I have one in my Camry. No problems yet.
 
Originally Posted By: bradepb

A weak battery forces the alternator to overwork, it is also hard on computers which need the correct voltage and current.


You can't really "force an alternator to over-work." Its output is determined by its design and the amount of control current that the PCM (or analog regulator) applies to the stator terminals.The battery has nothing to do with it, at least not in the usual ways batteries fail. If a battery failed as a dead short, then yes that might be a problem for the alternator (and wiring) in the vehicle. But usually batteries fail by exhibiting a higher and higher internal resistance over time which means they take less and less charging current. An old battery's terminal voltage goes up to normal with just a few amps charging current, but its capacity is way down so the voltage drops as soon as the charging current is removed, and falls WAY down as soon as a load is put on the battery because of the high internal resistance.
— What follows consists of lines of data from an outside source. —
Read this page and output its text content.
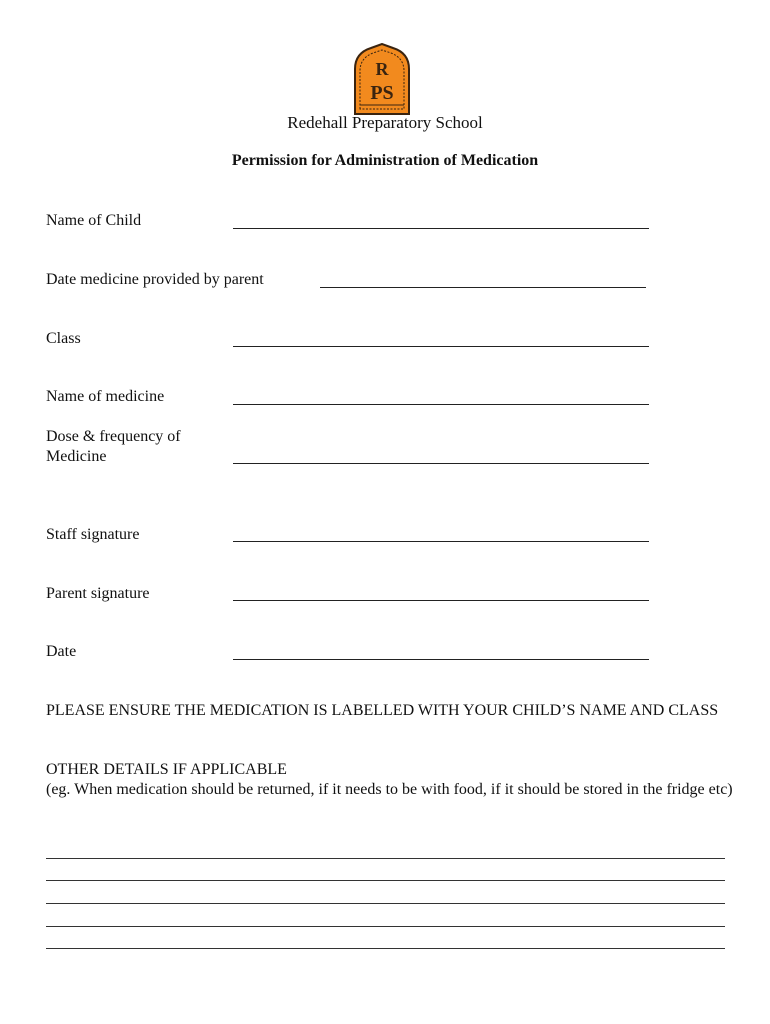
R
PS
Redehall Preparatory School
Permission for Administration of Medication
Name of Child
Date medicine provided by parent
Class
Name of medicine
Dose & frequency of Medicine
Staff signature
Parent signature
Date
PLEASE ENSURE THE MEDICATION IS LABELLED WITH YOUR CHILD’S NAME AND CLASS
OTHER DETAILS IF APPLICABLE
(eg. When medication should be returned, if it needs to be with food, if it should be stored in the fridge etc)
In the case of throwing a good, but deeply discharged, battery on an alternator- again, no harm no foul to the charging system unless the alternator or wiring is in bad shape to start with. It will go to its maximum current output and stay there for a while until the battery begins to charge. What is most likely to suffer in that condition is the BATTERY, since a 100+ amp charging current is very hard on the battery itself. It should be brought up to a reasonable partial charge at much lower current before being hit with what a vehicle alternator can do.
 
Sumpchump: Have you checked the electrolyte level in each cell? Don't charge a battery with low electrolyte.

If it starts the truck, I'd keep it.